O raciocínio seria algo como o seguinte: Greta estaria dizendo (o que não coincide com seus discursos) que como o Brasil não está cuidando da Amazônia e, pelo contrário, até está pondo fogo nela, o mundo deve tomar a Amazônia do Brasil – para cuidar dela convenientemente? ou para explorar suas riquezas?

É claro que essa linha de raciocínio não se sustenta, o que leva os que nela acreditam a tentar reforçar seus argumentos com algum outro que pareça decisivo – e aí tocamos na questão que abordávamos inicialmente.

Trata-se da seguinte falácia: quando alguém defende a ação de Greta, o interessado em desmoralizá-la, consciente ou inconscientemente apegando-se à visão direitista de que o Brasil precisa avançar na exploração dos recursos da Amazônia em vez de deixar que os índios fiquem sentados em cima de toda aquela riqueza, usa o seguinte argumento:

– Então por que ela não falou uma única palavra sobre o derramamento de petróleo no mar?

Refere-se essa pessoa ao derramamento de óleo no oceano atlântico que causou imensos prejuízos à vida marinha e às costas brasileiras, para significar que Greta não está interessada em defender o meio-ambiente, tanto que não se pôs a condenar esse fato.

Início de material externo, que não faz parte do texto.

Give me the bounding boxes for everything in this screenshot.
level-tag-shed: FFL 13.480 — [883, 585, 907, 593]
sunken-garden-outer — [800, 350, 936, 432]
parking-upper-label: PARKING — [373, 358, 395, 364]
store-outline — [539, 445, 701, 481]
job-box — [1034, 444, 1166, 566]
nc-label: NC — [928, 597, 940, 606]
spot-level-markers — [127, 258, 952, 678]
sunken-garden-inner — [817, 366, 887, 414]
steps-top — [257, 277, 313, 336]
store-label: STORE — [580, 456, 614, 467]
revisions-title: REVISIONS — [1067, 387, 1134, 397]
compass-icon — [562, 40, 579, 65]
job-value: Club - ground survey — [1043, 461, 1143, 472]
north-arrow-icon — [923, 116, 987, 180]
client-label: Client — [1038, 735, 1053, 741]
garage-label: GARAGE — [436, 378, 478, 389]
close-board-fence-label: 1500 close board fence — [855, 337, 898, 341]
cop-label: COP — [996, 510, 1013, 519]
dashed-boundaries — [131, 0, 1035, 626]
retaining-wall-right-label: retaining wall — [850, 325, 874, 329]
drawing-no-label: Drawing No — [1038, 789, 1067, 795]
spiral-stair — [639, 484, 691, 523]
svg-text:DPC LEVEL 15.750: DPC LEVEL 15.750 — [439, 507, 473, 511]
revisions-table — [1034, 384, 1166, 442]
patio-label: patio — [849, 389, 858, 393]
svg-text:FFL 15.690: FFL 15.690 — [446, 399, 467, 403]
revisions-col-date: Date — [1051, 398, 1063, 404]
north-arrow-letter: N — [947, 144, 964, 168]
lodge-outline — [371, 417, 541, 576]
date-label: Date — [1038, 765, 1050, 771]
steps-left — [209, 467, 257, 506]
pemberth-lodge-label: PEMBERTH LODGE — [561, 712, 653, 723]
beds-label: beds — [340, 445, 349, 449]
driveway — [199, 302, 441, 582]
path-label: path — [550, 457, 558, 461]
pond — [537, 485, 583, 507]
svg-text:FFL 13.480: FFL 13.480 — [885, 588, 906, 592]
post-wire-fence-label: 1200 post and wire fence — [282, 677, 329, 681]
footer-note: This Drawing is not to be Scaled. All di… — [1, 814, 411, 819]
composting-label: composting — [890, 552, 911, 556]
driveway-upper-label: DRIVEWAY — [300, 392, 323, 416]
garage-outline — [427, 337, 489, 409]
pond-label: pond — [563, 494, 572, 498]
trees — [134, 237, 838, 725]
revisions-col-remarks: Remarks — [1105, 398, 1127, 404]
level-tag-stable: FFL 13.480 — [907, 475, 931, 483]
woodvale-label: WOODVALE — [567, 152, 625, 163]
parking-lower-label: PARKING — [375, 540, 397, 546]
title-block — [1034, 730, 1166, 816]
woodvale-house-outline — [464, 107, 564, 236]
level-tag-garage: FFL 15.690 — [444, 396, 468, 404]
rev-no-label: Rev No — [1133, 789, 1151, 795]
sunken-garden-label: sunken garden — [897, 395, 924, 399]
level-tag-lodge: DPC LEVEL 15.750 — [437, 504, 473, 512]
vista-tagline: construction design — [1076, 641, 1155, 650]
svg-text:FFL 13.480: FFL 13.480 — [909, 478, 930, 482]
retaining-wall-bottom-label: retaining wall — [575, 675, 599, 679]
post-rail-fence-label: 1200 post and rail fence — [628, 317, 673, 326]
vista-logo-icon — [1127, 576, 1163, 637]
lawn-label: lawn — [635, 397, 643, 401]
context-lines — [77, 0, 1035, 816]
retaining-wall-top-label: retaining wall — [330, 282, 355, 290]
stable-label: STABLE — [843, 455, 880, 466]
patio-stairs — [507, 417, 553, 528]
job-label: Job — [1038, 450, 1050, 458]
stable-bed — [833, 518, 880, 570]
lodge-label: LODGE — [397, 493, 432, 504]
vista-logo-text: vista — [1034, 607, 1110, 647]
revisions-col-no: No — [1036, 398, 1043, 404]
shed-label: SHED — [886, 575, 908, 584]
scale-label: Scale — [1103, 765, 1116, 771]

Segundo esse argumento, ficaria demonstrado que Greta só se interessa pelas queimadas, o que revelaria o tal compromisso e o seu financiamento por pessoas ou entidades com foco na Amazônia.

Ora, o derramamento de óleo no mar, de que tratamos, foi um fato isolado, acidental ou criminoso, não é uma prática como as queimadas ou como a destruição da floresta para a implantação de criação de gado ou plantação de soja.

Greta não precisa lutar contra o derramamento de óleo no mar como prática de navios visando a alguma inimaginável forma de destruir a vida marinha para se aproveitar economicamente do mar!

Por isso, o argumento dos anti-ecologistas não tem nada a ver; e visam, simplesmente, a desmoralizar Greta para que o símbolo contra a destruição do meio-ambiente seja anulado.

Greta não parece ser um gênio, nem uma menina-prodígio, no sentido de ser dotada de uma inteligência einsteiniana, mas é uma pessoa que luta por causa importante, mesmo não tendo sido capaz de responder a uma ou duas perguntas que lhe foram feitas em determinada reunião.

 

Greta não é uma criança, greta não é uma pirralha no sentido desvalorizante que certamente foi dado ao termo por quem assim a classificou – e insistir em diminuir sua importância tem a finalidade de diminuir a importância da causa que ela defende, para que a exploração econômica dos recursos naturais possa ser feita irresponsavelmente, sem preocupações com a saúde da Terra, com o bem-estar da população atual e com o futuro das próximas.